„The Trials of Gabriel Fernandez” war eine der ersten True Crime Dokus, die mich emotional hart getroffen und mitgenommen haben. Durch den Mord und die Folter an einem kleinen 8-jährigen Jungen in den USA und haufenweise echten Audioaufnahmen wird ein emotionales und unmittelbares Bild einer grauenvollen Tat nachgezeichnet.
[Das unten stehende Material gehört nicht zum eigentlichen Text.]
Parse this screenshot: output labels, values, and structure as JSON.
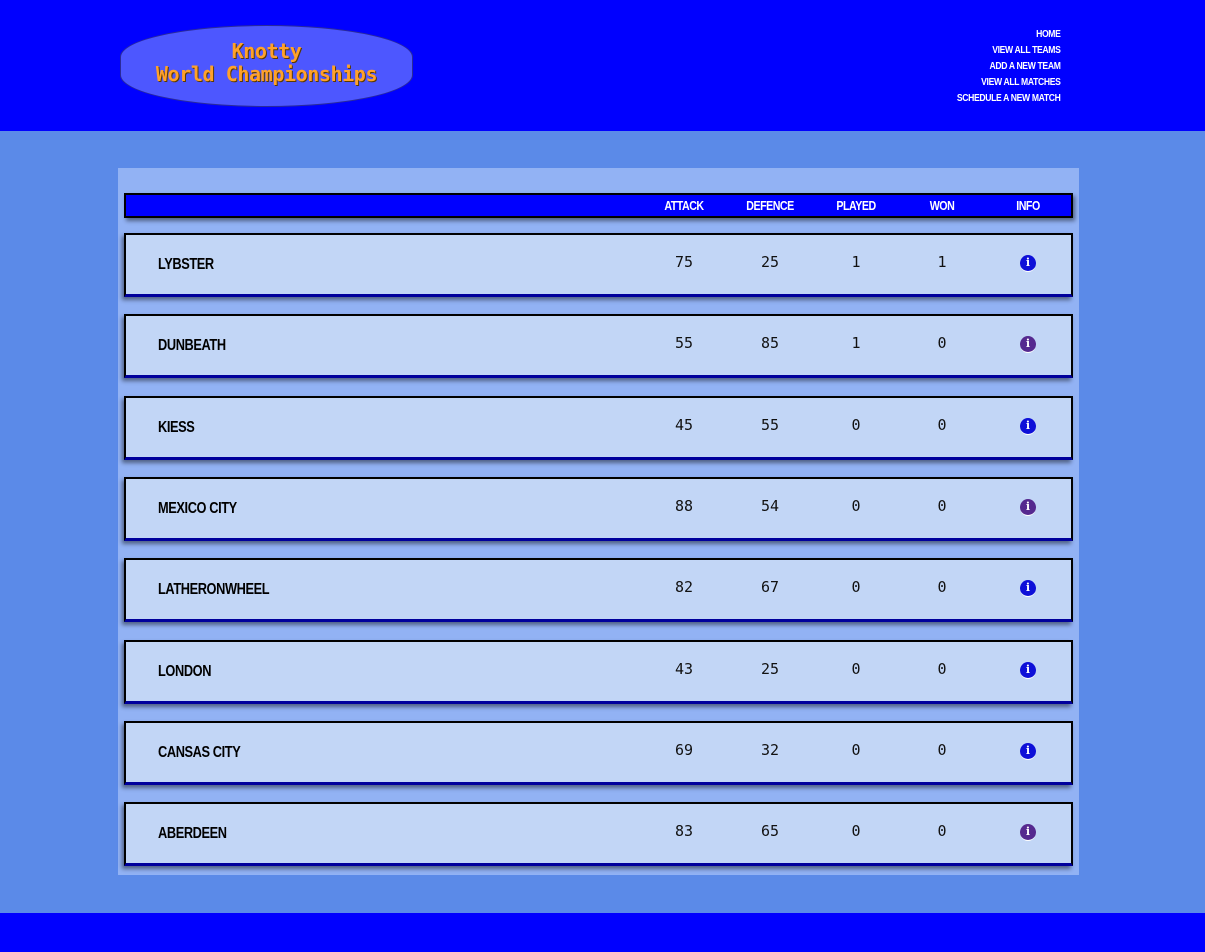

Die 6-teilige Netflix Doku-Miniserie thematisiert den Tod des kleinen Gabriel Fernandez selbst und liefert darüber hinaus auch die Prozessbegleitung. Denn seine Mutter und deren Freund hatten den Jungen gefoltert und ermordet. Inwiefern ist die Mutter dafür verantwortlich und wie konnte die Misshandlung des Jungen niemandem auffallen? Warum konnte niemand reagieren – oder konnte man reagieren, aber niemand tat es? Diese und viele weitere Fragen, auch nach dem Bösen selbst, wirft die Doku-Serie auf.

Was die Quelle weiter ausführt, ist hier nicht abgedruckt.